ARLES
La 55e édition du festival attire de plus en plus les entreprises de luxe confirmant son attractivité. Sa programmation reste très éclectique.
Arles (Bouches-du-Rhône).« Les Rencontres de la photographie d’Arles» se clôtureront plus tard que d’habitude, le 29 septembre, de manière à donner une semaine supplémentaire à la 19e édition d’Une rentrée en Images, conçue pour des scolaires, issus de différentes académies. Cette semaine bénéficiera également aux visiteurs qui privilégient le mois de septembre pour découvrir les expositions, et du même coup aux recettes de billetterie du festival dont la part représente 39 % du budget de 7,45 millions d’euros en 2023. Du moins si la fréquentation 2024 s’avère plus élevée que celle de l’an dernier qui, avec 145 000 visiteurs, avait égalé celle record de 2019, année du 50e anniversaire du festival. D’ores et déjà, la fréquentation de la semaine d’ouverture (20 000 personnes) a atteint un niveau jamais atteint, confirmant avec 35 % de visiteurs internationaux, son importance pour le milieu professionnel. Hors semaine d’ouverture, la proportion tombe à 15 %. Expositions et événements (conférences, vernissages, soirées …), organisés en parallèle du programme officiel des « Rencontres », s’accroissent d’ailleurs d’une année sur l’autre. Le moindre espace disponible à la location est investi par un ou des photographes, des collectifs ou des associations ou fondations initiatrices d’un prix photo.
Passée cette semaine, demeurent les 30 expositions du festival et celles des institutions arlésiennes associées à sa programmation et incluses dans le billet auxquelles s’ajoutent désormais le programme du « off », relancé cette année par l’association arlésienne La Kabine et l’entreprise média-culturelle Fisheye.
Comme d’habitude, la programmation stricto sensu des « Rencontres » ne se départit pas de son éclectisme, l’économie du festival induisant toutefois de plus en plus sa teneur.
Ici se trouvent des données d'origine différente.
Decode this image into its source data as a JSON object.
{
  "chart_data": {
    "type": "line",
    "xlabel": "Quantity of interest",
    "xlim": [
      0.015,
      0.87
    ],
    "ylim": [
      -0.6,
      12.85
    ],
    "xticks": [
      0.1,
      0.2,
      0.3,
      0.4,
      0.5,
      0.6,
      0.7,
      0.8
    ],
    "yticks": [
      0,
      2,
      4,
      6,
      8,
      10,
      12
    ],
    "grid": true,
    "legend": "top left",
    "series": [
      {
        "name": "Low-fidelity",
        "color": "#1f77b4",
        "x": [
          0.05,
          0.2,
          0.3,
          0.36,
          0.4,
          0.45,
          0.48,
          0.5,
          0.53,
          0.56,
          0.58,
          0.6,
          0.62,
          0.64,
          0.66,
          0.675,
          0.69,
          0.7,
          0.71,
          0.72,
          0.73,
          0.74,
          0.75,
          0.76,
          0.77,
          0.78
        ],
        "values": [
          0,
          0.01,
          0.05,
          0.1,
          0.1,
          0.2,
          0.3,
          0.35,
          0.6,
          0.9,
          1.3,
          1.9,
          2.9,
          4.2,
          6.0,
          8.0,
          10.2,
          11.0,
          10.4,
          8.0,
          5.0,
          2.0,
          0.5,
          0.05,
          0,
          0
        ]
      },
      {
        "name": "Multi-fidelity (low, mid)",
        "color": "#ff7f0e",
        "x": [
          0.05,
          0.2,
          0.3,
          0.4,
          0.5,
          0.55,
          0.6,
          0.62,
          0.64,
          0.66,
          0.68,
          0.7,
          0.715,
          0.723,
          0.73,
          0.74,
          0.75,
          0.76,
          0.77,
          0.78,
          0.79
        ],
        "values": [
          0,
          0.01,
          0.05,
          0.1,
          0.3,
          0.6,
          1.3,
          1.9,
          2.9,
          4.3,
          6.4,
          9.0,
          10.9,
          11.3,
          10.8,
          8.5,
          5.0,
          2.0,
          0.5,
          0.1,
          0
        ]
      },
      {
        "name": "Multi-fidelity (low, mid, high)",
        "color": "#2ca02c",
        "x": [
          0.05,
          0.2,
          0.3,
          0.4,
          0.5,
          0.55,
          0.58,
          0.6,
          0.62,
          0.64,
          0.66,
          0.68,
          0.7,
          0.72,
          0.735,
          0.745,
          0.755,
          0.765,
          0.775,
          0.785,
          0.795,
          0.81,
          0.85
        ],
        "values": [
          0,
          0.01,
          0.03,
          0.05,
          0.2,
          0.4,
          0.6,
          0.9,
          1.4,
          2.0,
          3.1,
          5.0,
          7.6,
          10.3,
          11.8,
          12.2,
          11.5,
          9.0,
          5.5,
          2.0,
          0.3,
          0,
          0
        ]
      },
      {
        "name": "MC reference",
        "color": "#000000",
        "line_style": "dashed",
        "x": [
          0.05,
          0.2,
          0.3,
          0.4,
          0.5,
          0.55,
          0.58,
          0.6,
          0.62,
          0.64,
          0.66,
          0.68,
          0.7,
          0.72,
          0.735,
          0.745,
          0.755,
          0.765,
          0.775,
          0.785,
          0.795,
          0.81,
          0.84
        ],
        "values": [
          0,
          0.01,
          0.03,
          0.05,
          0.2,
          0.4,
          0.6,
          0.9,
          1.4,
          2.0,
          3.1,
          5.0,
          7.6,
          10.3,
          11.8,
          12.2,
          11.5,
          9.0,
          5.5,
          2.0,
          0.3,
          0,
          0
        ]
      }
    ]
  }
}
Sa composition relève de fait pour plus de deux tiers de coproductions, de partenaires, de galeries et de prix divers liés à un mécène ou une entreprise tels que Kering, BMW Groupe, Louis Roederer ou Aperture.
Cette 55e édition ne manque pas moins d’expositions marquantes. Se distingue tout particulièrement la rétrospective Mary Ellen Mark (1940-2015), l’époustouflante collection d’Astrid Ullens de Schooten Whettnall pour son panorama sur la photographie documentaire conceptuelle des années 1930 à nos jours, le récit de Cristina de Middel relatant l’odyssée des migrants traversant le Mexique pour les États-Unis et celui de Nicolas Floc’h sur les bassins versants des fleuves du Mississippi.
Courte mais tout aussi puissante, l’exposition sur Ishiuchi Miyako, et émouvantes l’exploration de la Provence de Vasantaha Yogananthan et l’installation de Sophie Calle aux Cryptoportiques, partie à demi enterrée du forum romain que l’artiste a transformé en sanctuaire de vêtements, d’objets et de photographies, soumis à l’humidité des lieux. Particulièrement intéressantes enfin dans les expositions du Prix Découverte, l’usage de l’intelligence artificielle de Marilou Poncin pour évoquer la solitude et le plaisir charnel à l’aune de la haute technologie, et celui de François Bellabas pour traiter des méga-incendies en Californie. En revanche, décevante car peu claire, la monographie sur les photographes japonaises, pourtant très attendue car inédite, mais qui faute d’une sélection resserrée noie le visiteur.
La diversité des écritures documentaires réserve d’autres temps forts dans les institutions arlésiennes associées au programme des Rencontres avec Stéphane Duroy, par l’association du Méjan, Lee Friedlander sous le regard de Joel Coen chez Luma et Jean-Claude Gautrand au Musée Réattu, la Fondation Manuel Rivera-Ortiz accueillant pour la première fois la 13e édition du Prix Carmignac du photojournalisme, décerné l’an dernier à une enquête de fonds sur les circuits de nos déchets électroniques entre l’Europe et le Ghana. Une première participation pour cette fondation jusqu’alors présente à Visa pour l’Image, qui marque le pôle attractif qu’est Arles pour les opérateurs culturels et artistiques, y compris ceux rares en matière de photojournalisme. En atteste la première participation cette année également de The VII Foundation, née du collectif éponyme de photojournalistes, qui ont choisi Arles pour lieu d’implantation de leur fondation.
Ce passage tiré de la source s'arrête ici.